Code of Ethics

Code of Ethics
CTB-COE-V2.0
Last update 16-03-2023

The Capture The Bug (“CTB”) Code of Conduct lays out the necessary conduct for all CTB community members that participate in crowdsourced security programs, online community offerings, and other CTB programs. This Code of Conduct applies to all interactions between CTB team members, customers, researchers and ethical hackers. The CTB community is open to all people from different backgrounds, and following this Code of Conduct will help make sure we have a safe and welcoming environment for everyone. Please read through this information to understand the necessary behaviour for all CTB participants.

What is expected?

Professionalism: Researchers are expected to behave professionally when interacting with other researchers and CTB team members. This includes being respectful, courteous, and avoiding any aggressive language or behaviour.

Honesty and Integrity: Researchers should maintain a high level of honesty and integrity at all times. This includes not intentionally misleading CTB or customers, and reporting vulnerabilities promptly.

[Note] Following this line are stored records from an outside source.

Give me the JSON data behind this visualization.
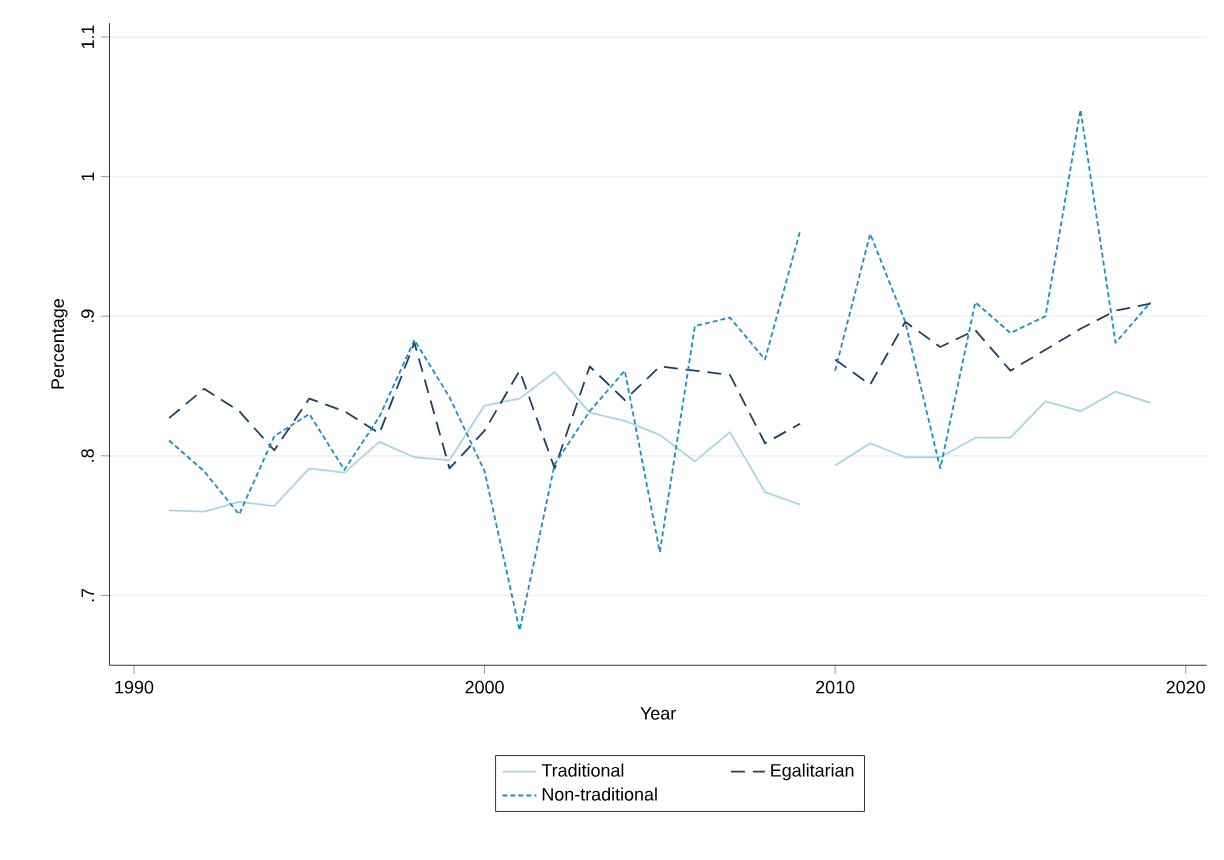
{
  "chart_data": {
    "type": "line",
    "xlabel": "Year",
    "ylabel": "Percentage",
    "x": [
      1991,
      1992,
      1993,
      1994,
      1995,
      1996,
      1997,
      1998,
      1999,
      2000,
      2001,
      2002,
      2003,
      2004,
      2005,
      2006,
      2007,
      2008,
      2009,
      2009.5,
      2010,
      2011,
      2012,
      2013,
      2014,
      2015,
      2016,
      2017,
      2018,
      2019
    ],
    "series": [
      {
        "name": "Traditional",
        "color": "#a8d5e6",
        "line_style": "solid",
        "values": [
          0.761,
          0.76,
          0.767,
          0.764,
          0.791,
          0.788,
          0.81,
          0.799,
          0.797,
          0.836,
          0.841,
          0.86,
          0.831,
          0.825,
          0.815,
          0.796,
          0.817,
          0.774,
          0.765,
          null,
          0.793,
          0.809,
          0.799,
          0.799,
          0.813,
          0.813,
          0.839,
          0.832,
          0.846,
          0.838
        ]
      },
      {
        "name": "Egalitarian",
        "color": "#1f3f66",
        "line_style": "dashed",
        "values": [
          0.827,
          0.848,
          0.832,
          0.804,
          0.841,
          0.832,
          0.816,
          0.881,
          0.791,
          0.818,
          0.861,
          0.791,
          0.864,
          0.84,
          0.864,
          0.861,
          0.858,
          0.809,
          0.823,
          null,
          0.869,
          0.851,
          0.896,
          0.878,
          0.89,
          0.861,
          0.876,
          0.891,
          0.904,
          0.909
        ]
      },
      {
        "name": "Non-traditional",
        "color": "#1b8fc4",
        "line_style": "dotted",
        "values": [
          0.811,
          0.789,
          0.758,
          0.814,
          0.83,
          0.79,
          0.828,
          0.883,
          0.842,
          0.789,
          0.675,
          0.794,
          0.832,
          0.861,
          0.731,
          0.893,
          0.899,
          0.869,
          0.961,
          null,
          0.861,
          0.959,
          0.896,
          0.791,
          0.91,
          0.888,
          0.9,
          1.048,
          0.881,
          0.91
        ]
      }
    ],
    "xlim": [
      1989.3,
      2020.6
    ],
    "ylim": [
      0.65,
      1.11
    ],
    "xticks": [
      1990,
      2000,
      2010,
      2020
    ],
    "yticks": [
      {
        "value": 0.7,
        "label": ".7"
      },
      {
        "value": 0.8,
        "label": ".8"
      },
      {
        "value": 0.9,
        "label": ".9"
      },
      1,
      1.1
    ],
    "grid": "y",
    "legend": "bottom",
    "marker": "none"
  }
}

Responsible Disclosure: Researchers should adhere to responsible disclosure practices when reporting vulnerabilities. This includes not sharing confidential vulnerability or customer information without explicit permission. Follow proper Disclosure Guidelines. Sharing confidential vulnerability or customer information is prohibited. No submitted vulnerability may be disclosed without explicit customer permission. Please read each Program Brief for specific program disclosure policies. Disclose or communicate about vulnerability submissions via the proper channels. If you have any questions about disclosure, contact CTB Support.

Prompt Reporting: Researchers are expected to promptly report any vulnerabilities they find, so they can be addressed and fixed as quickly as possible.

Limited Data Access: When a vulnerability provides unintended access to data, researchers must follow certain guidelines. First, they should limit the amount of data accessed to only what is necessary to demonstrate the vulnerability. Second, they must stop testing and report the vulnerability immediately upon encountering any user data, such as Personally Identifiable Information (PII), Personal Healthcare Information (PHI), credit card data, or proprietary information. In addition, researchers must adhere to all applicable laws and regulations related to accessing and processing such sensitive data. If they access PII or other sensitive data, they must comply with these laws and regulations.

Maintain ethical behaviour : by refraining from intentionally misleading CTB or customers. Your job is to attempt to identify technology and business logic flaws, and to report them for fixing instead of exploiting them. Read and follow CTB’s Researcher Terms and each program’s Program Brief. Follow any guidelines and rules a particular crowdsourced security program or company may have regarding the scope of testing and disclosure.

Report bad behaviours: As a member of this community, you can impact the quality and reputation of CTB. If you see anything that violates our guidelines, please notify our operations team immediately at CTB Support.

Professionalism: Researchers are expected to behave professionally when interacting with other researchers and CTB team members. This includes being respectful, courteous, and avoiding any aggressive language or behaviour.